THE January speaker for the Cookstown Inter-Church Forum meeting was Mr John Ritchie who give a presentation on Irish War Memorials.
One of those in attendance at the meeting said: “The subject of remembrance in Ireland, is like so many other topics, not without controversy. The period before World War One, with the proposed Home Rule legislation, helped to feed into the different approaches in remembering the dead of that ghastly conflict.
Other factors included the signing of the Ulster Covenant in 1912, the rise of the UVF and the IVF, with the consequent gun-running in Larne and Howth during 1914. The Easter Rising in April 1916 polarised political thinking even more, making it very difficult to find a middle way out of the impasse. Although the Great War ended in 1918, the political differences in Ireland ensured that conflict in Ireland was far from over, indeed it was 1923 before there was an uneasy peace in the new Free State.
These differences were apparent in inscriptions on war memorials, with some in Northern Ireland indicating that those who had made the supreme sacrifice had done so “for king and country”, while others in the Free State proclaimed that they had “died for Ireland.”
The memorial in Cork City reads; “they died for the freedom of small nations.” The town of Bandon exemplifies the divergences in politics more than most, having no less than three memorials. At one end of the town stands the memorial to the “West Cork Brigade of the I.R.A. 1916-1923”, while at the other end there is a statue of Sean Hales, one of the leaders of the Free State who was assassinated in 1922, by some of those commemorated on the aforesaid memorial.

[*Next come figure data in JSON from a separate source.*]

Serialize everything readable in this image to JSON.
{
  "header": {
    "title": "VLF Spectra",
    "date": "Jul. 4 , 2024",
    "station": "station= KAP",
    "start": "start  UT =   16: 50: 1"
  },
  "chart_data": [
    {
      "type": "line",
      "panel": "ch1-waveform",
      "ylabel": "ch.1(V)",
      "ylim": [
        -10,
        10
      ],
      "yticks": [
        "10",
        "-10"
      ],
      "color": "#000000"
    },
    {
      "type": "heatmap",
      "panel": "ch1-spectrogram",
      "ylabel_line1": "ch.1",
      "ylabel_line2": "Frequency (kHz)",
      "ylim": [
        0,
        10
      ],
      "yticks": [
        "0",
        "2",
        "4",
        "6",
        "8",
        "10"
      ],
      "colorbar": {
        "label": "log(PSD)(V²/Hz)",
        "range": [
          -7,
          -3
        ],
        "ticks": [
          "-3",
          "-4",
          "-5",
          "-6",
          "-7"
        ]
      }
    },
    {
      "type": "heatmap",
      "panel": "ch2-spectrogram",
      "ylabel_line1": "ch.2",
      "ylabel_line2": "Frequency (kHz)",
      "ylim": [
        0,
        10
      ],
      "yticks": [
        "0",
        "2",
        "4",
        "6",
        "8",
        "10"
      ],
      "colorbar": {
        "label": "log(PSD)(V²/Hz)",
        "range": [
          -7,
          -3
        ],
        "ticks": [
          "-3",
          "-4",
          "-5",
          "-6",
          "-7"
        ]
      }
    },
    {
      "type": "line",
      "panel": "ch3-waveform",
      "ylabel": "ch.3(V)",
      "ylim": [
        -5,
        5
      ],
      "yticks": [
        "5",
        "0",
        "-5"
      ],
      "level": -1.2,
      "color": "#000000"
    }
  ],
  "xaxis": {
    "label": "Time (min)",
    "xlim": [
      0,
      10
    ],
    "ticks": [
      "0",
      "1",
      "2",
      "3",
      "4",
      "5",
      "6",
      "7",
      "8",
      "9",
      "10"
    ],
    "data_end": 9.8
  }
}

Then in 1998, another memorial was unveiled, to the soldiers of Bandon and District who had given their lives, some of whom were in the British Army. The most poignant inscription perhaps, is that on the Tom Kettle memorial in Stephen’s Green; “died not for king nor emperor, but for a dream born in a herdsman’s shed, and for the secret scriptures of the poor.” These words encapsulate what many of the soldiers, of whatever political persuasion felt during and after the slaughter and hardships they had experienced in the “war to end all wars.” Surely, the best way that we can remember them is by working and praying that the day will soon come, when men will “beat their swords into ploughshares, and their spears into pruning-hooks”, and when ‘the glory of God will cover the earth, as the waters cover the sea’.”